January 21, 2013

Practice for the Week: The Second Noble Truth

Hello Everyone,

I apologize for the double email today. Guess my fingers were typing too fast. So hopefully I can slowwwwww dowwwwwn and breathe.

"There are two kinds of suffering.The suffering that leads to more suffering and the suffering that leads to the end of suffering. If you are not willing to face the second kind of suffering, you will surely continue to experience the first." Ajahn Chah, A Still Forest Pool

With regards to our practice, the 'suffering that leads to the end of suffering' is in the effort that we put in getting to know our suffering in our lives better, with more scrutiny, a willingness to be curious and ardent investigation. Hopefully we can all be courageous and step up to the challenge because the rewards are so wonderfully liberating and lightening of our daily load of stress that we seem compelled to carry without questioning it very much.

So this week, after noticing that which can potentially lead to our suffering over, we can examine more closely what takes us there. How is it that we jump so quickly to craving and carry out that which satisfies our desires that may lead to on to more suffering for us? This is what the Buddha asks us to do in the Second Noble Truth in identifying the origin of dukkha as tanha or craving.

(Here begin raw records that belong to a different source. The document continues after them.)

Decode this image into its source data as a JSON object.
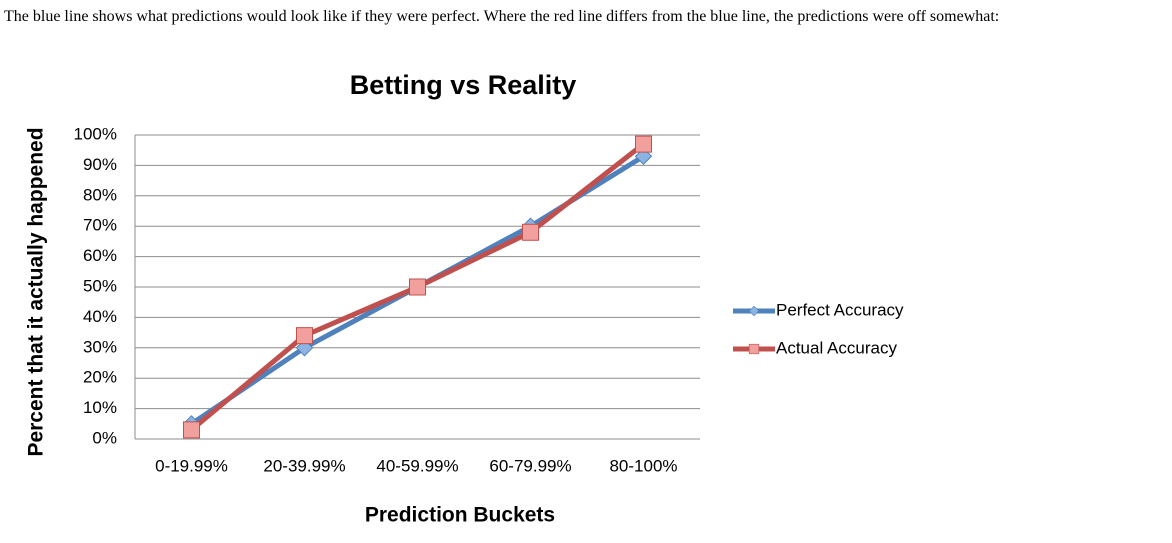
{
  "intro": "The blue line shows what predictions would look like if they were perfect. Where the red line differs from the blue line, the predictions were off somewhat:",
  "chart_data": {
    "type": "line",
    "title": "Betting vs Reality",
    "x_label": "Prediction Buckets",
    "y_label": "Percent that it actually happened",
    "categories": [
      "0-19.99%",
      "20-39.99%",
      "40-59.99%",
      "60-79.99%",
      "80-100%"
    ],
    "series": [
      {
        "name": "Perfect Accuracy",
        "color": "#4f81bd",
        "marker": "diamond",
        "values": [
          5,
          30,
          50,
          70,
          93
        ]
      },
      {
        "name": "Actual Accuracy",
        "color": "#c0504d",
        "marker": "square",
        "values": [
          3,
          34,
          50,
          68,
          97
        ]
      }
    ],
    "ylim": [
      0,
      100
    ],
    "yticks": [
      {
        "value": 0,
        "label": "0%"
      },
      {
        "value": 10,
        "label": "10%"
      },
      {
        "value": 20,
        "label": "20%"
      },
      {
        "value": 30,
        "label": "30%"
      },
      {
        "value": 40,
        "label": "40%"
      },
      {
        "value": 50,
        "label": "50%"
      },
      {
        "value": 60,
        "label": "60%"
      },
      {
        "value": 70,
        "label": "70%"
      },
      {
        "value": 80,
        "label": "80%"
      },
      {
        "value": 90,
        "label": "90%"
      },
      {
        "value": 100,
        "label": "100%"
      }
    ],
    "grid": true,
    "legend": "right"
  }
}
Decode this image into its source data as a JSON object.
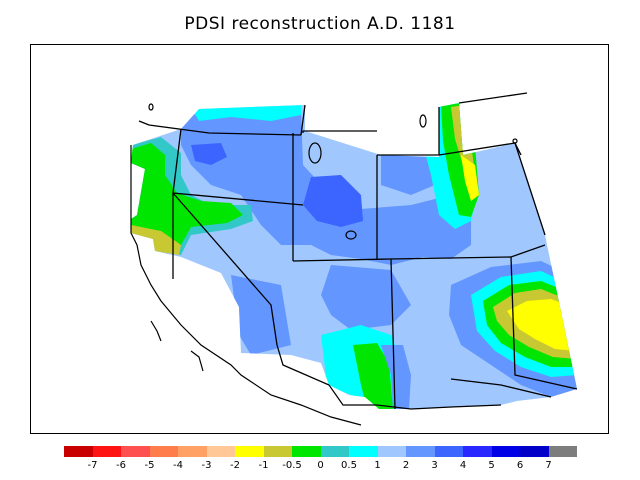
{
  "title": "PDSI reconstruction A.D. 1181",
  "legend": {
    "colors": [
      "#c80000",
      "#ff1414",
      "#ff5050",
      "#ff7d4b",
      "#ffa064",
      "#ffc896",
      "#ffff00",
      "#c8c832",
      "#00e600",
      "#32c8c8",
      "#00ffff",
      "#a0c8ff",
      "#6496ff",
      "#3c64ff",
      "#2828ff",
      "#0000e6",
      "#0000c8",
      "#7d7d7d"
    ],
    "labels": [
      "-7",
      "-6",
      "-5",
      "-4",
      "-3",
      "-2",
      "-1",
      "-0.5",
      "0",
      "0.5",
      "1",
      "2",
      "3",
      "4",
      "5",
      "6",
      "7"
    ]
  },
  "region_colors": {
    "light_blue": "#a0c8ff",
    "blue": "#6496ff",
    "dark_blue": "#3c64ff",
    "cyan": "#00ffff",
    "teal": "#32c8c8",
    "green": "#00e600",
    "olive": "#c8c832",
    "yellow": "#ffff00"
  }
}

One quick lab experiment we can try. When we are experiencing the classic midafternoon slump at work, and our mind says, "hey! why don't I take a latte break!" Notice how this thought manifests in the body. Is it excitement? Is there a quick shuffling of the feet leading out towards the door? What is happening in the mouth? Is the tongue salivating with the anticipation of the taste of the latte? Pleasurable thoughts looking forward to the ritual of standing in the coffee line? Paying for it, getting it, then stirring in one's favorite additives, be it honey, raw sugar or (ughs) white processed sugar. We never take the time to actually slow down the film take and watch the various steps that get us from the thought of desire to actually indulging the desire. This is important to watch! It will help us with the bigger potentially wrong decisions we could make for ourselves and/or others in the future.